It’s another beautiful day in Puerto Vallarta, and as I sat on the balcony enjoying my morning coffee, I could hear roosters crowing and see people heading off to their jobs. The daily grind…for years I did the same when waitressing for a living, and still remember that feeling of dutiful resignation. I still get a wee thrill now, that feeling of every day being a day off! But this morning I realized that until recently it was tinged with…something more sinister.
You see I, like most of us, was raised to think that we all must spend the majority of life toiling with dutiful resignation to survive. Even many promising, fulfilling careers (lawyers, doctors, teachers etc.) tend to get overbearing, leaving the participant weary and eager for retirement it seems. Yet, there is a very ingrained belief that “this is the way it must be” and anyone who doesn’t conform to this is often painted into the “irresponsible and lazy” category.
I realized this morning that I had recently let go of a bad feeling I wasn’t even fully aware of, and replaced it with a sense of peace and clarity. Ever since I took the leap in fully embracing my art, there had always been this lingering conditioning in my brain that had told me I was running from responsibility; that secretly I was lazy and just didn’t want to have to work…that somehow I figured I was “special” and should just be able to flit through life doing whatever the hell I feel like while everyone else pulls the weight of the world. In a way, I was resenting myself the way I figured society must be.
However, looking back I can sense the carefully constructed lie in this. In reality, I embraced a different set of challenges than usual and so far have done a masterful job at meeting them head on. I gave up the financial security that a regular job provides, and the stability that comes with that. I come from a family that isn’t in the position to give handouts, and wouldn’t even if they were (rightly so, I believe). Everything I own fits neatly in my car while still leaving room for passengers, and I can walk by any shop window you put in front of me without a second glance. I am far from lazy, and put a lot of time and effort into the creation and promotion of my art. I do not mourn giving up a life of luxury and security, for freedom, adventure and a dream. And this dream fills me with such energy and focus that sometimes I feel I could burst with happiness for this moment in its perfection.

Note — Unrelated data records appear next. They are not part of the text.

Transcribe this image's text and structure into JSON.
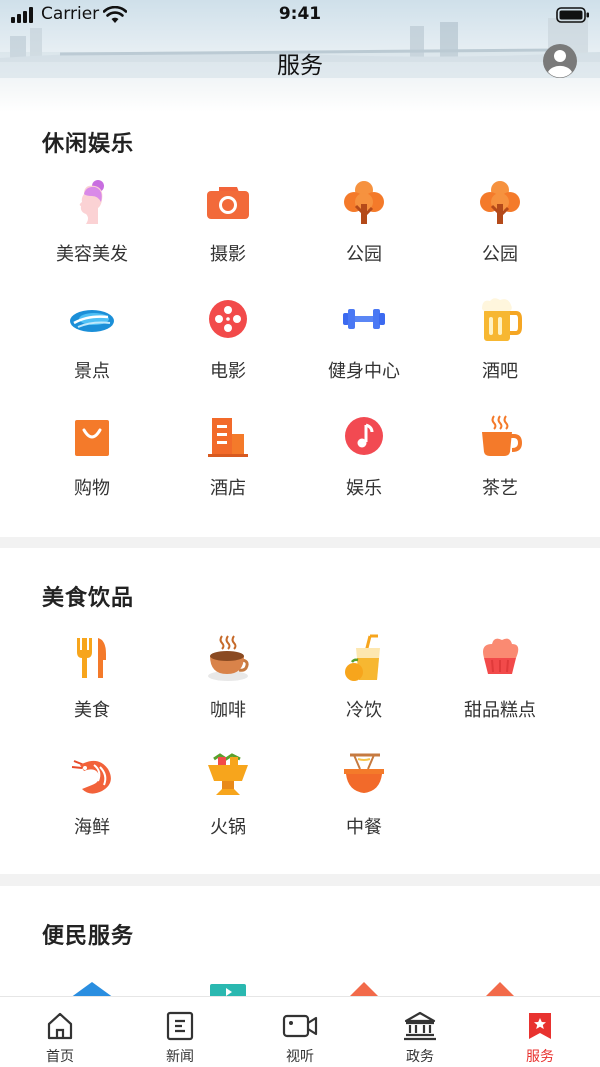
{
  "status_bar": {
    "carrier": "Carrier",
    "time": "9:41"
  },
  "header": {
    "title": "服务"
  },
  "sections": [
    {
      "title": "休闲娱乐",
      "items": [
        {
          "label": "美容美发",
          "icon": "beauty-icon"
        },
        {
          "label": "摄影",
          "icon": "camera-icon"
        },
        {
          "label": "公园",
          "icon": "park-tree-icon"
        },
        {
          "label": "公园",
          "icon": "park-tree-icon"
        },
        {
          "label": "景点",
          "icon": "scenic-icon"
        },
        {
          "label": "电影",
          "icon": "film-reel-icon"
        },
        {
          "label": "健身中心",
          "icon": "dumbbell-icon"
        },
        {
          "label": "酒吧",
          "icon": "beer-icon"
        },
        {
          "label": "购物",
          "icon": "shopping-bag-icon"
        },
        {
          "label": "酒店",
          "icon": "hotel-building-icon"
        },
        {
          "label": "娱乐",
          "icon": "music-note-icon"
        },
        {
          "label": "茶艺",
          "icon": "tea-cup-icon"
        }
      ]
    },
    {
      "title": "美食饮品",
      "items": [
        {
          "label": "美食",
          "icon": "fork-knife-icon"
        },
        {
          "label": "咖啡",
          "icon": "coffee-icon"
        },
        {
          "label": "冷饮",
          "icon": "cold-drink-icon"
        },
        {
          "label": "甜品糕点",
          "icon": "cupcake-icon"
        },
        {
          "label": "海鲜",
          "icon": "shrimp-icon"
        },
        {
          "label": "火锅",
          "icon": "hotpot-icon"
        },
        {
          "label": "中餐",
          "icon": "noodle-bowl-icon"
        }
      ]
    },
    {
      "title": "便民服务"
    }
  ],
  "tabs": [
    {
      "label": "首页",
      "icon": "home-icon",
      "active": false
    },
    {
      "label": "新闻",
      "icon": "news-icon",
      "active": false
    },
    {
      "label": "视听",
      "icon": "video-camera-icon",
      "active": false
    },
    {
      "label": "政务",
      "icon": "government-icon",
      "active": false
    },
    {
      "label": "服务",
      "icon": "service-bookmark-icon",
      "active": true
    }
  ],
  "colors": {
    "accent": "#e8322f",
    "orange": "#f47a2a",
    "background": "#f2f2f2"
  }
}
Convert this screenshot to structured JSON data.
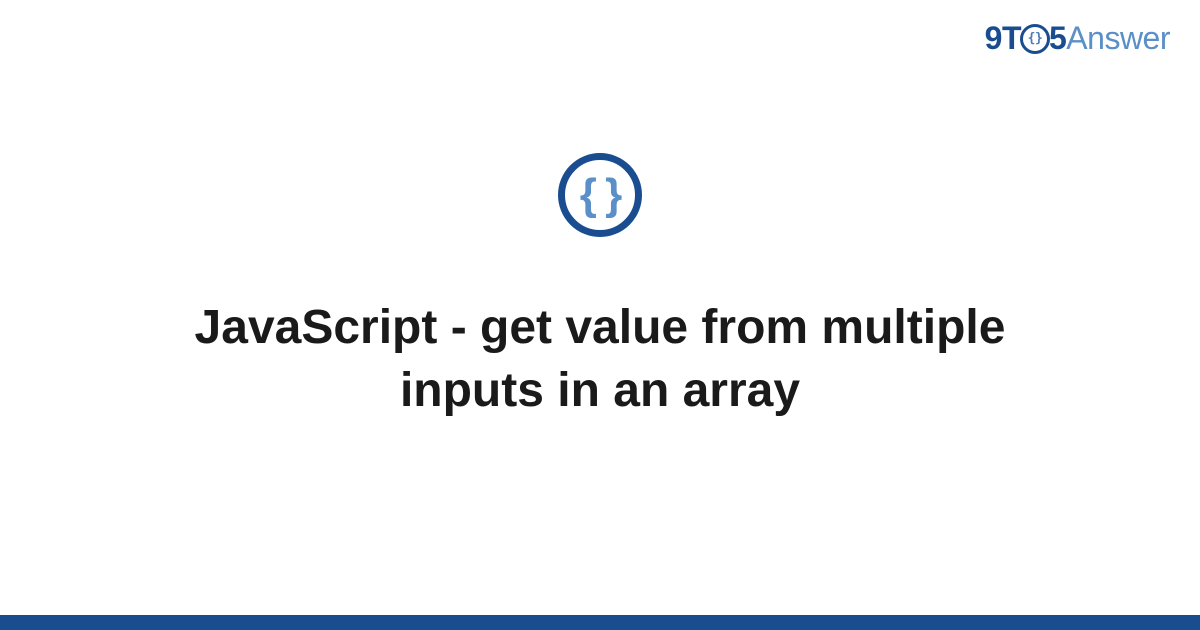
{
  "logo": {
    "part1": "9",
    "part2": "T",
    "part_o_inner": "{}",
    "part3": "5",
    "part4": "Answer"
  },
  "icon": {
    "braces_text": "{ }"
  },
  "title": "JavaScript - get value from multiple inputs in an array",
  "colors": {
    "primary": "#1a4d8f",
    "accent": "#5b8fc7"
  }
}
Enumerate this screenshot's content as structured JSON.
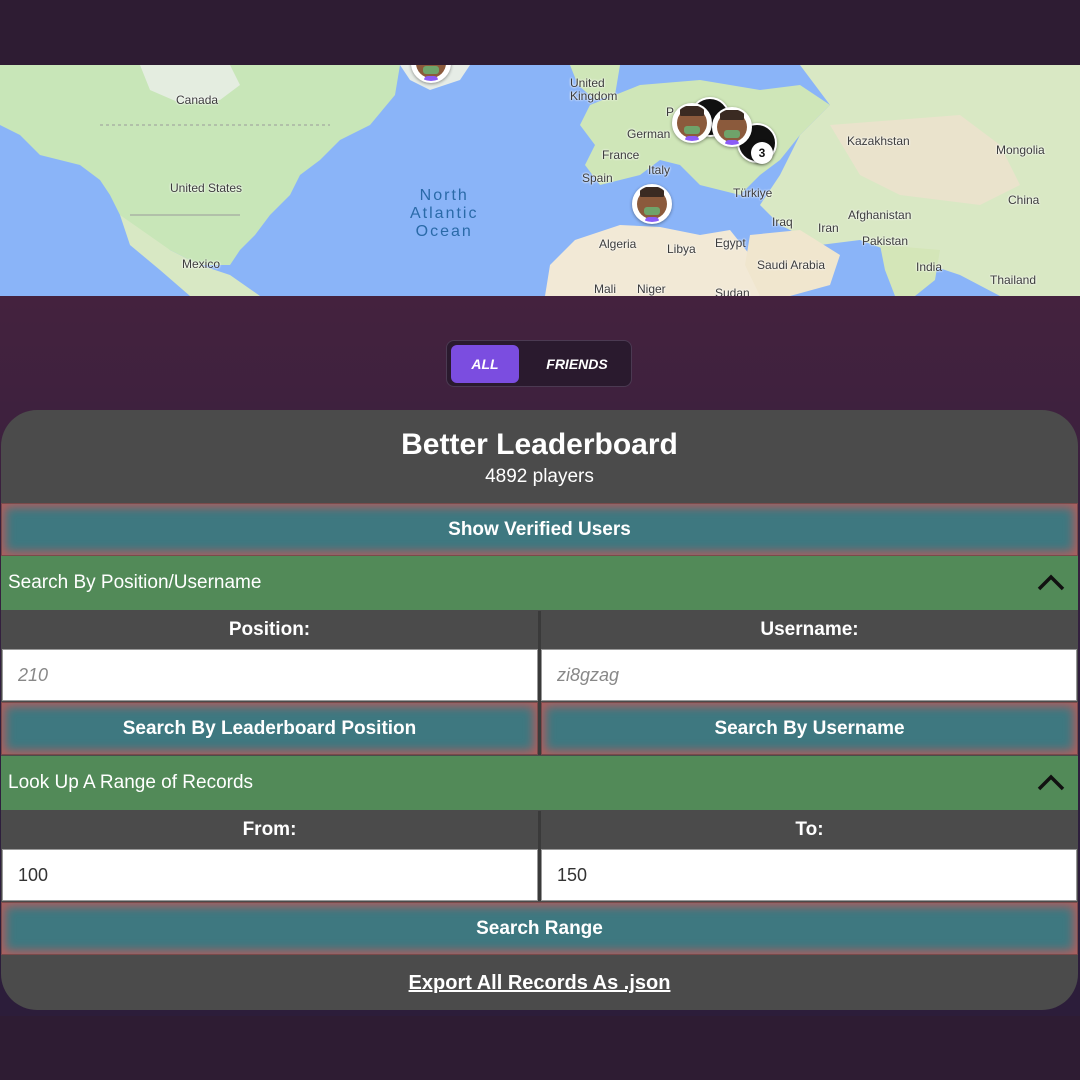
{
  "map": {
    "labels": {
      "canada": "Canada",
      "united_states": "United States",
      "mexico": "Mexico",
      "united_kingdom": "United\nKingdom",
      "germany": "German",
      "france": "France",
      "spain": "Spain",
      "italy": "Italy",
      "turkiye": "Türkiye",
      "iraq": "Iraq",
      "iran": "Iran",
      "afghanistan": "Afghanistan",
      "pakistan": "Pakistan",
      "kazakhstan": "Kazakhstan",
      "mongolia": "Mongolia",
      "china": "China",
      "india": "India",
      "thailand": "Thailand",
      "saudi_arabia": "Saudi Arabia",
      "egypt": "Egypt",
      "libya": "Libya",
      "algeria": "Algeria",
      "mali": "Mali",
      "niger": "Niger",
      "sudan": "Sudan",
      "p_label": "P",
      "ocean": "North\nAtlantic\nOcean"
    },
    "cluster_count": "3"
  },
  "toggle": {
    "all_label": "ALL",
    "friends_label": "FRIENDS",
    "selected": "ALL"
  },
  "panel": {
    "title": "Better Leaderboard",
    "subtitle": "4892 players",
    "show_verified_label": "Show Verified Users",
    "search_section": {
      "header": "Search By Position/Username",
      "position_label": "Position:",
      "username_label": "Username:",
      "position_placeholder": "210",
      "username_placeholder": "zi8gzag",
      "search_position_button": "Search By Leaderboard Position",
      "search_username_button": "Search By Username"
    },
    "range_section": {
      "header": "Look Up A Range of Records",
      "from_label": "From:",
      "to_label": "To:",
      "from_value": "100",
      "to_value": "150",
      "search_range_button": "Search Range"
    },
    "export_label": "Export All Records As .json"
  },
  "colors": {
    "background": "#2e1c33",
    "panel": "#4b4b4b",
    "section_header": "#528a58",
    "teal_button": "#3e7880",
    "toggle_active": "#7b4de0",
    "map_water": "#8ab4f8",
    "map_land": "#c8e6b8"
  }
}
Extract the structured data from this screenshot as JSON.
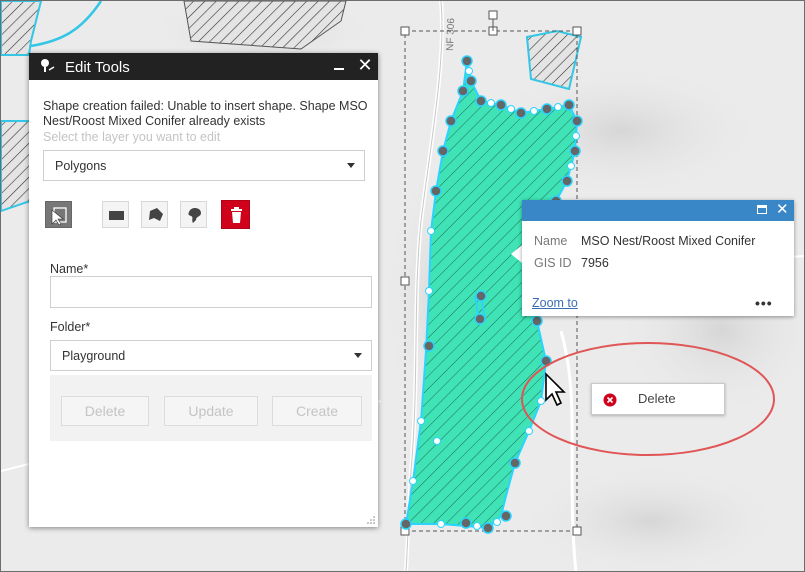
{
  "map": {
    "road_label": "NF 306"
  },
  "edit_panel": {
    "title": "Edit Tools",
    "message": "Shape creation failed: Unable to insert shape. Shape MSO Nest/Roost Mixed Conifer already exists",
    "layer_hint": "Select the layer you want to edit",
    "layer_select": "Polygons",
    "tools": [
      "select-edit-icon",
      "rectangle-icon",
      "polygon-icon",
      "freehand-icon",
      "trash-icon"
    ],
    "name_label": "Name*",
    "name_value": "",
    "folder_label": "Folder*",
    "folder_select": "Playground",
    "buttons": {
      "delete": "Delete",
      "update": "Update",
      "create": "Create"
    }
  },
  "popup": {
    "rows": [
      {
        "key": "Name",
        "value": "MSO Nest/Roost Mixed Conifer"
      },
      {
        "key": "GIS ID",
        "value": "7956"
      }
    ],
    "zoom_link": "Zoom to",
    "more": "•••"
  },
  "context_menu": {
    "delete_label": "Delete"
  },
  "colors": {
    "polygon_fill": "#3fe3b5",
    "highlight_stroke": "#2ad4ff",
    "panel_header": "#222222",
    "popup_header": "#3a87c8",
    "delete_button": "#d0021b",
    "annotation_ellipse": "#e05555"
  }
}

I’m not trying to preach that my way is the way, or even that living a “regular” life sucks. I am no saint or monk, and have plenty of wonderful kinks to work out when it comes to my own personal system. We are all on our own journeys, with our own hardships and lessons and victories to face. What I’ve learned so far is this: Dreams aren’t bullshit and taking the scary leap, giving up the cushiony things, just puts them inside where they can never be taken away. Everyone has their own idea of what living the dream is, and whatever it may be for you, I can tell you that the feeling you get while striving for that is WORTH IT. It has allowed me to recognize how incredibly connected we Earthlings are (and by Earthlings I mean all of us, including plants and other animals as well as the ground on which we press our feet and the air we breathe, the billion year old water we drink), and how precious we all are including the sick ones. And the whole money thing? If you watch the second Zeitgeist documentary (titled Zeitgeist: Moving Forward) you will see what I think of all that. I will make money as long as I need to, with the sincere hope that soon it will be obsolete along with slavery and borders.
I apologize to all my redneck friends in Alberta for making such a hippie statement (wink wink!). I reject the notion that it is human nature to be selfish and ruthless in pursuit of success. Perhaps it is a conditioning of our society in its very structure, to see ourselves as separate and to feel a great loneliness within that causes us to cling fiercely to “those few who matter”. I would like to be a small part of a great shift, towards a future that is brighter than we can imagine. My art is just a beginning; a small yet significant effort towards inspiring beautiful moments in which all else is forgotten, and we are as children again.